Faster time-to-market: CI/CD automates the build, testing, and deployment process, reducing the time it takes to release new models to production.

Scenario

  • Data scientists create and push new model to remote storage.
  • Data scientists create pull request for changes.
  • CI pipeline tests code and model.
  • Changes are merged if all tests pass.
  • Merged changes trigger CD pipeline for model deployment.

Tools Used in This Project

  • DVC: Version data and experiments - article
  • CML: Post a comment to the pull request showing the metrics and parameters of an experiment
  • MLEM: Deploy ML models

Project Structure

  • src: consists of Python scripts
  • data: consists of data
  • tests: consists of test files
  • model: consists of ML models
  • dvclive: consists of metrics of DVC experiments
  • .dvc/config: consists of locations of the remote storage
  • params.yaml: consists of parameters for Python scripts
  • dvc.yaml: consists of data processes in the DVC pipeline
  • .github/workflows: consists of GitHub workflows

Try it out

Set up

To try out this project, first start with creating a new repository using the template.

Clone the project to your local machine:

git clone https://github.com/your-username/cicd-mlops-demo

Set up the environment:

# Go to the project directory
cd cicd-mlops-demo

# Create a new branch
git checkout -b experiment

# Install dependencies
pip install -r requirements.txt

# Pull data from the remote storage location called read 
dvc pull -r read

Create experiments

Make changes to any files in the following directories src, tests, params.yaml. To demonstrate, we will make minor changes the file params.yaml:

Create an experiment:

dvc exp run

Push model and data to a remote storage

After running the experiments, we need to store changes to our data and model remotely. One option is to use an S3 bucket as a remote storage.

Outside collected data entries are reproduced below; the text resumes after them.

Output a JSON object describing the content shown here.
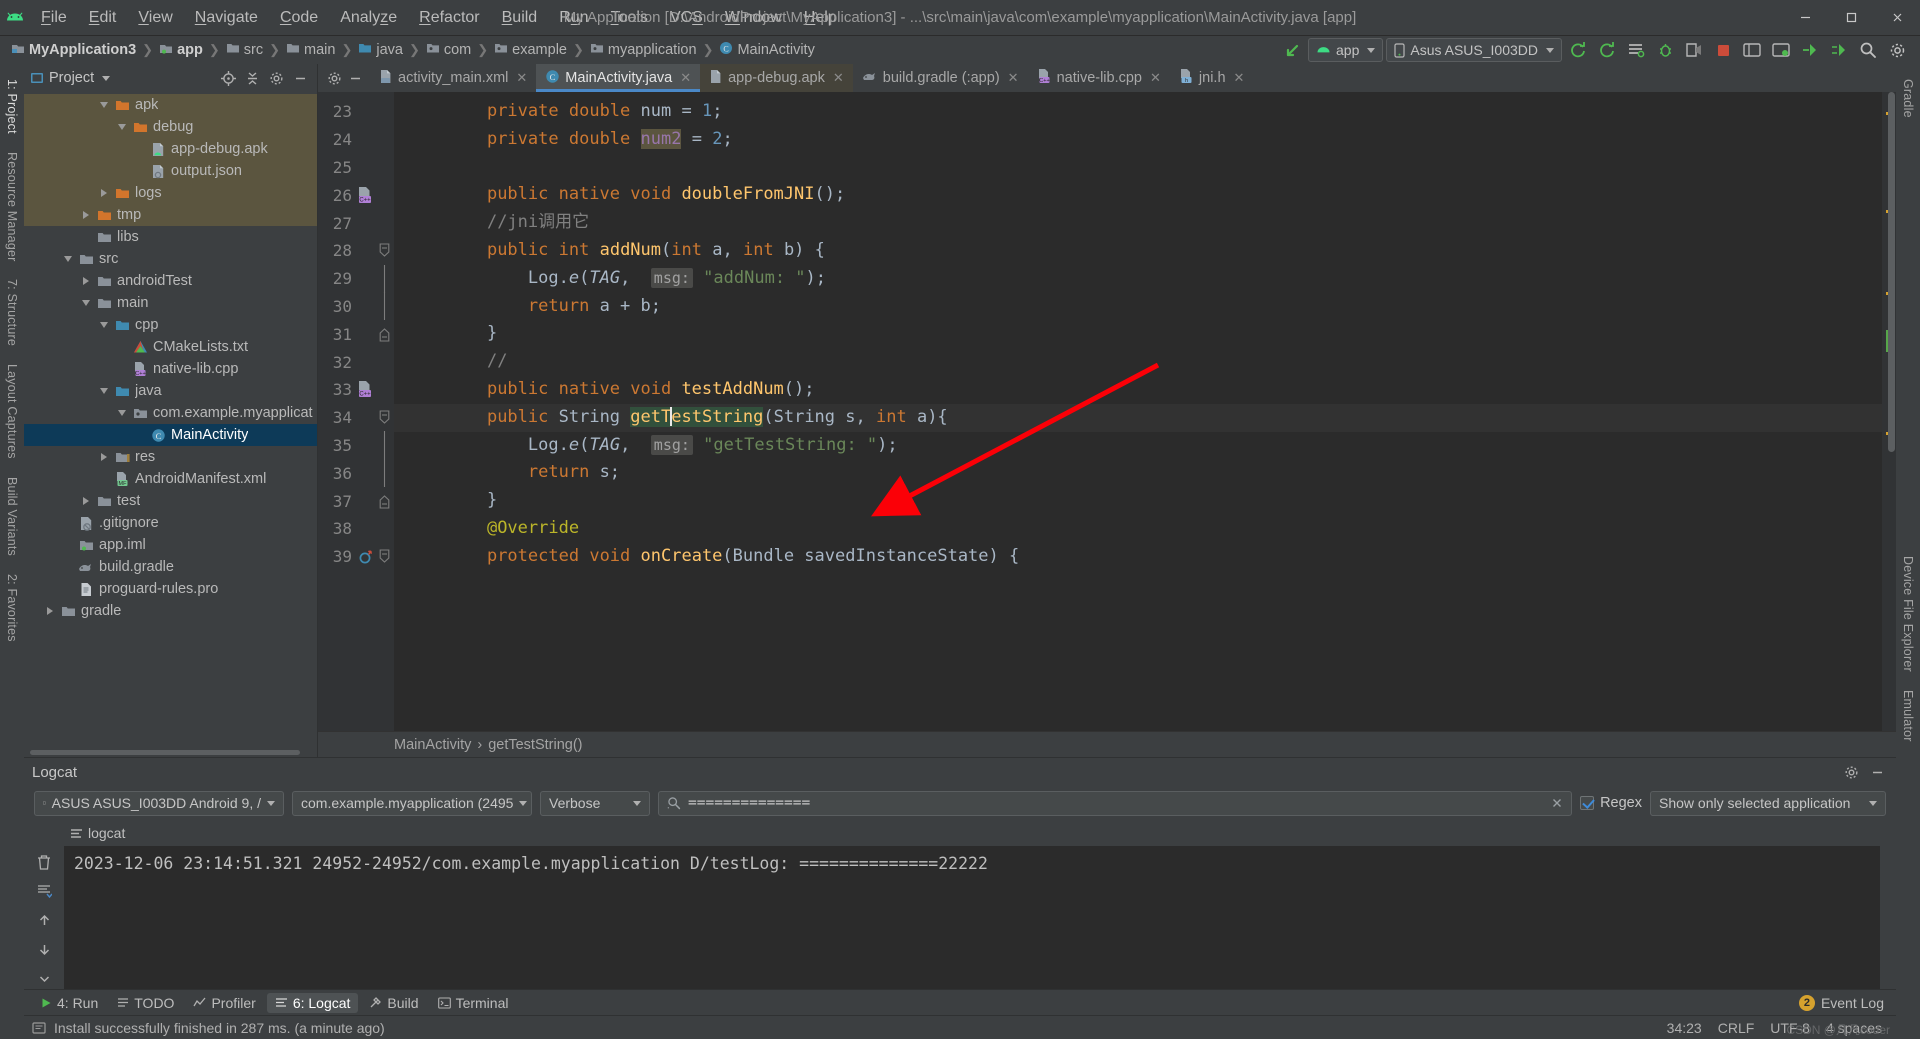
{
  "window": {
    "title": "My Application [D:\\AndroidProject\\MyApplication3] - ...\\src\\main\\java\\com\\example\\myapplication\\MainActivity.java [app]",
    "minimize": "—",
    "maximize": "❑",
    "close": "✕"
  },
  "menu": [
    {
      "label": "File",
      "mnemonic": "F"
    },
    {
      "label": "Edit",
      "mnemonic": "E"
    },
    {
      "label": "View",
      "mnemonic": "V"
    },
    {
      "label": "Navigate",
      "mnemonic": "N"
    },
    {
      "label": "Code",
      "mnemonic": "C"
    },
    {
      "label": "Analyze",
      "mnemonic": "z"
    },
    {
      "label": "Refactor",
      "mnemonic": "R"
    },
    {
      "label": "Build",
      "mnemonic": "B"
    },
    {
      "label": "Run",
      "mnemonic": "u"
    },
    {
      "label": "Tools",
      "mnemonic": "T"
    },
    {
      "label": "VCS",
      "mnemonic": "S"
    },
    {
      "label": "Window",
      "mnemonic": "W"
    },
    {
      "label": "Help",
      "mnemonic": "H"
    }
  ],
  "navbar": {
    "crumbs": [
      {
        "label": "MyApplication3",
        "icon": "module-icon",
        "bold": true
      },
      {
        "label": "app",
        "icon": "app-module-icon",
        "bold": true
      },
      {
        "label": "src",
        "icon": "folder-icon",
        "bold": false
      },
      {
        "label": "main",
        "icon": "folder-icon",
        "bold": false
      },
      {
        "label": "java",
        "icon": "source-folder-icon",
        "bold": false
      },
      {
        "label": "com",
        "icon": "package-icon",
        "bold": false
      },
      {
        "label": "example",
        "icon": "package-icon",
        "bold": false
      },
      {
        "label": "myapplication",
        "icon": "package-icon",
        "bold": false
      },
      {
        "label": "MainActivity",
        "icon": "class-icon",
        "bold": false
      }
    ],
    "run_config": "app",
    "device": "Asus ASUS_I003DD",
    "icons": [
      "make-project-icon",
      "sync-gradle-icon",
      "avd-manager-icon",
      "sdk-manager-icon",
      "run-icon",
      "debug-icon",
      "run-coverage-icon",
      "profiler-icon",
      "stop-icon",
      "layout-inspector-icon",
      "attach-debugger-icon",
      "apply-changes-icon",
      "apply-code-changes-icon",
      "search-everywhere-icon",
      "settings-icon"
    ]
  },
  "rails": {
    "left": [
      "1: Project",
      "Resource Manager",
      "7: Structure",
      "Layout Captures",
      "Build Variants",
      "2: Favorites"
    ],
    "right": [
      "Gradle",
      "Device File Explorer",
      "Emulator"
    ]
  },
  "project_panel": {
    "title": "Project",
    "header_icons": [
      "locate-icon",
      "collapse-all-icon",
      "settings-icon",
      "hide-icon"
    ],
    "tree": [
      {
        "label": "apk",
        "indent": 4,
        "arrow": "open",
        "icon": "folder-orange-icon",
        "state": "hl"
      },
      {
        "label": "debug",
        "indent": 5,
        "arrow": "open",
        "icon": "folder-orange-icon",
        "state": "hl"
      },
      {
        "label": "app-debug.apk",
        "indent": 6,
        "arrow": "none",
        "icon": "apk-icon",
        "state": "hl"
      },
      {
        "label": "output.json",
        "indent": 6,
        "arrow": "none",
        "icon": "json-icon",
        "state": "hl"
      },
      {
        "label": "logs",
        "indent": 4,
        "arrow": "close",
        "icon": "folder-orange-icon",
        "state": "hl"
      },
      {
        "label": "tmp",
        "indent": 3,
        "arrow": "close",
        "icon": "folder-orange-icon",
        "state": "hl"
      },
      {
        "label": "libs",
        "indent": 3,
        "arrow": "none",
        "icon": "folder-icon",
        "state": ""
      },
      {
        "label": "src",
        "indent": 2,
        "arrow": "open",
        "icon": "folder-icon",
        "state": ""
      },
      {
        "label": "androidTest",
        "indent": 3,
        "arrow": "close",
        "icon": "folder-icon",
        "state": ""
      },
      {
        "label": "main",
        "indent": 3,
        "arrow": "open",
        "icon": "folder-icon",
        "state": ""
      },
      {
        "label": "cpp",
        "indent": 4,
        "arrow": "open",
        "icon": "source-folder-icon",
        "state": ""
      },
      {
        "label": "CMakeLists.txt",
        "indent": 5,
        "arrow": "none",
        "icon": "cmake-icon",
        "state": ""
      },
      {
        "label": "native-lib.cpp",
        "indent": 5,
        "arrow": "none",
        "icon": "cpp-file-icon",
        "state": ""
      },
      {
        "label": "java",
        "indent": 4,
        "arrow": "open",
        "icon": "source-folder-icon",
        "state": ""
      },
      {
        "label": "com.example.myapplicatio",
        "indent": 5,
        "arrow": "open",
        "icon": "package-icon",
        "state": ""
      },
      {
        "label": "MainActivity",
        "indent": 6,
        "arrow": "none",
        "icon": "class-icon",
        "state": "sel"
      },
      {
        "label": "res",
        "indent": 4,
        "arrow": "close",
        "icon": "res-folder-icon",
        "state": ""
      },
      {
        "label": "AndroidManifest.xml",
        "indent": 4,
        "arrow": "none",
        "icon": "manifest-icon",
        "state": ""
      },
      {
        "label": "test",
        "indent": 3,
        "arrow": "close",
        "icon": "folder-icon",
        "state": ""
      },
      {
        "label": ".gitignore",
        "indent": 2,
        "arrow": "none",
        "icon": "gitignore-icon",
        "state": ""
      },
      {
        "label": "app.iml",
        "indent": 2,
        "arrow": "none",
        "icon": "iml-icon",
        "state": ""
      },
      {
        "label": "build.gradle",
        "indent": 2,
        "arrow": "none",
        "icon": "gradle-icon",
        "state": ""
      },
      {
        "label": "proguard-rules.pro",
        "indent": 2,
        "arrow": "none",
        "icon": "proguard-icon",
        "state": ""
      },
      {
        "label": "gradle",
        "indent": 1,
        "arrow": "close",
        "icon": "folder-icon",
        "state": ""
      }
    ]
  },
  "editor": {
    "tabs": [
      {
        "label": "activity_main.xml",
        "icon": "xml-file-icon",
        "active": false,
        "dim": false
      },
      {
        "label": "MainActivity.java",
        "icon": "java-class-icon",
        "active": true,
        "dim": false
      },
      {
        "label": "app-debug.apk",
        "icon": "apk-file-icon",
        "active": false,
        "dim": true
      },
      {
        "label": "build.gradle (:app)",
        "icon": "gradle-file-icon",
        "active": false,
        "dim": false
      },
      {
        "label": "native-lib.cpp",
        "icon": "cpp-file-icon",
        "active": false,
        "dim": false
      },
      {
        "label": "jni.h",
        "icon": "header-file-icon",
        "active": false,
        "dim": false
      }
    ],
    "first_line": 23,
    "lines": [
      {
        "n": 23,
        "marker": "",
        "fold": "",
        "html": "    <span class=\"kw\">private</span> <span class=\"kw\">double</span> <span class=\"id\">num</span> <span class=\"id\">=</span> <span class=\"num2\">1</span><span class=\"id\">;</span>",
        "text": "private double num = 1;"
      },
      {
        "n": 24,
        "marker": "",
        "fold": "",
        "html": "    <span class=\"kw\">private</span> <span class=\"kw\">double</span> <span class=\"fld hlbox\">num2</span> <span class=\"id\">=</span> <span class=\"num2\">2</span><span class=\"id\">;</span>",
        "text": "private double num2 = 2;"
      },
      {
        "n": 25,
        "marker": "",
        "fold": "",
        "html": "",
        "text": ""
      },
      {
        "n": 26,
        "marker": "cpp",
        "fold": "",
        "html": "    <span class=\"kw\">public native void</span> <span class=\"fn\">doubleFromJNI</span><span class=\"id\">();</span>",
        "text": "public native void doubleFromJNI();"
      },
      {
        "n": 27,
        "marker": "",
        "fold": "",
        "html": "    <span class=\"cmt\">//jni调用它</span>",
        "text": "//jni调用它"
      },
      {
        "n": 28,
        "marker": "",
        "fold": "minus",
        "html": "    <span class=\"kw\">public</span> <span class=\"kw\">int</span> <span class=\"fn\">addNum</span><span class=\"id\">(</span><span class=\"kw\">int</span> <span class=\"id\">a,</span> <span class=\"kw\">int</span> <span class=\"id\">b) {</span>",
        "text": "public int addNum(int a, int b) {"
      },
      {
        "n": 29,
        "marker": "",
        "fold": "bar",
        "html": "        <span class=\"id\">Log.</span><span class=\"stat\">e</span><span class=\"id\">(</span><span class=\"stat fld\">TAG</span><span class=\"id\">,</span>  <span class=\"hint\">msg:</span> <span class=\"str\">\"addNum: \"</span><span class=\"id\">);</span>",
        "text": "Log.e(TAG, msg: \"addNum: \");"
      },
      {
        "n": 30,
        "marker": "",
        "fold": "bar",
        "html": "        <span class=\"kw\">return</span> <span class=\"id\">a + b;</span>",
        "text": "return a + b;"
      },
      {
        "n": 31,
        "marker": "",
        "fold": "end",
        "html": "    <span class=\"id\">}</span>",
        "text": "}"
      },
      {
        "n": 32,
        "marker": "",
        "fold": "",
        "html": "    <span class=\"cmt\">//</span>",
        "text": "//"
      },
      {
        "n": 33,
        "marker": "cpp",
        "fold": "",
        "html": "    <span class=\"kw\">public native void</span> <span class=\"fn\">testAddNum</span><span class=\"id\">();</span>",
        "text": "public native void testAddNum();"
      },
      {
        "n": 34,
        "marker": "",
        "fold": "minus",
        "html": "    <span class=\"kw\">public</span> <span class=\"id\">String</span> <span class=\"fn greenbox\">getT<span class=\"caret-bar\"></span>estString</span><span class=\"id\">(String s,</span> <span class=\"kw\">int</span> <span class=\"id\">a){</span>",
        "text": "public String getTestString(String s, int a){",
        "current": true
      },
      {
        "n": 35,
        "marker": "",
        "fold": "bar",
        "html": "        <span class=\"id\">Log.</span><span class=\"stat\">e</span><span class=\"id\">(</span><span class=\"stat fld\">TAG</span><span class=\"id\">,</span>  <span class=\"hint\">msg:</span> <span class=\"str\">\"getTestString: \"</span><span class=\"id\">);</span>",
        "text": "Log.e(TAG, msg: \"getTestString: \");"
      },
      {
        "n": 36,
        "marker": "",
        "fold": "bar",
        "html": "        <span class=\"kw\">return</span> <span class=\"id\">s;</span>",
        "text": "return s;"
      },
      {
        "n": 37,
        "marker": "",
        "fold": "end",
        "html": "    <span class=\"id\">}</span>",
        "text": "}"
      },
      {
        "n": 38,
        "marker": "",
        "fold": "",
        "html": "    <span class=\"ann\">@Override</span>",
        "text": "@Override"
      },
      {
        "n": 39,
        "marker": "override",
        "fold": "minus",
        "html": "    <span class=\"kw\">protected</span> <span class=\"kw\">void</span> <span class=\"fn\">onCreate</span><span class=\"id\">(Bundle savedInstanceState) {</span>",
        "text": "protected void onCreate(Bundle savedInstanceState) {"
      }
    ],
    "breadcrumb": [
      "MainActivity",
      "getTestString()"
    ],
    "breadcrumb_sep": "›"
  },
  "logcat": {
    "title": "Logcat",
    "device": "ASUS ASUS_I003DD Android 9, /",
    "process": "com.example.myapplication (2495",
    "process_bold": "myapplication",
    "level": "Verbose",
    "search_value": "==============",
    "search_placeholder": "",
    "regex_label": "Regex",
    "regex_checked": true,
    "scope": "Show only selected application",
    "subtab": "logcat",
    "lines": [
      "2023-12-06 23:14:51.321 24952-24952/com.example.myapplication D/testLog: ==============22222"
    ],
    "tools": [
      "clear-logcat-icon",
      "scroll-to-end-icon",
      "up-icon",
      "down-icon",
      "more-icon"
    ],
    "head_icons": [
      "settings-icon",
      "hide-icon"
    ]
  },
  "bottom_bar": {
    "items": [
      {
        "label": "4: Run",
        "mnemonic": "4",
        "icon": "run-icon",
        "active": false
      },
      {
        "label": "TODO",
        "mnemonic": "",
        "icon": "todo-icon",
        "active": false
      },
      {
        "label": "Profiler",
        "mnemonic": "",
        "icon": "profiler-icon",
        "active": false
      },
      {
        "label": "6: Logcat",
        "mnemonic": "6",
        "icon": "logcat-icon",
        "active": true
      },
      {
        "label": "Build",
        "mnemonic": "",
        "icon": "build-icon",
        "active": false
      },
      {
        "label": "Terminal",
        "mnemonic": "",
        "icon": "terminal-icon",
        "active": false
      }
    ],
    "event_log": "Event Log",
    "event_log_badge": "2"
  },
  "statusbar": {
    "message": "Install successfully finished in 287 ms. (a minute ago)",
    "caret": "34:23",
    "line_sep": "CRLF",
    "encoding": "UTF-8",
    "indent": "4 spaces",
    "watermark": "CSDN @凡凡coder"
  },
  "colors": {
    "accent": "#4a88c7",
    "selection": "#0d3a58",
    "highlight": "#5b553f",
    "arrow": "#fb0007",
    "editor_bg": "#2b2b2b",
    "panel_bg": "#3c3f41"
  }
}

Follow these steps to push your data and model to an S3 bucket:

  1. Create an S3 bucket
  2. Ensure your S3 credentials are store locally.
  3. Add the URI of your S3 bucket to the .dvc/config file

4. Push changes a remote location called read-write using:

dvc push -r read-write

Push code changes to Git

Add, commit, and push changes to the repository:

git add .
git commit -m 'change svm kernel'
git push origin experiment

Add Encrypted Secrets to GitHub Action

Encrypted secrets allows you to store your sensitive information in your repository. We will use encrypted secrets to make AWS credentials and GitHub token accessible by GitHub Actions.

AWS credentials

AWS credentials are necessary to pull data and model from your S3 bucket. Follow this tutorial to add AWS_ACCESS_KEY_ID and AWS_SECRET_ACCESS_KEY secrets to your repository.

GitHub token

GitHub token is necessary to write metrics and parameters as a comment in your pull request. To use GitHub token as an encrypted secret, follow these steps:

  1. Create a personal access token
  2. Create a secret named TOKEN_GITHUB
  3. In the "Value" field, paste the token that you created in step 1.

Create a Pull Request

Next, create a pull request.

The PR will trigger the CI pipeline to run tests. Once all tests passed, a comment will appear in the PR with the metrics and parameters of the new experiment.

Deploy the Model

Once the changes are merged, a CD pipeline will be triggered to deploy the ML model. Click the link under the "Deploy model" step to interact with the model.

Click "Try it out" to try out the model on a sample dataset.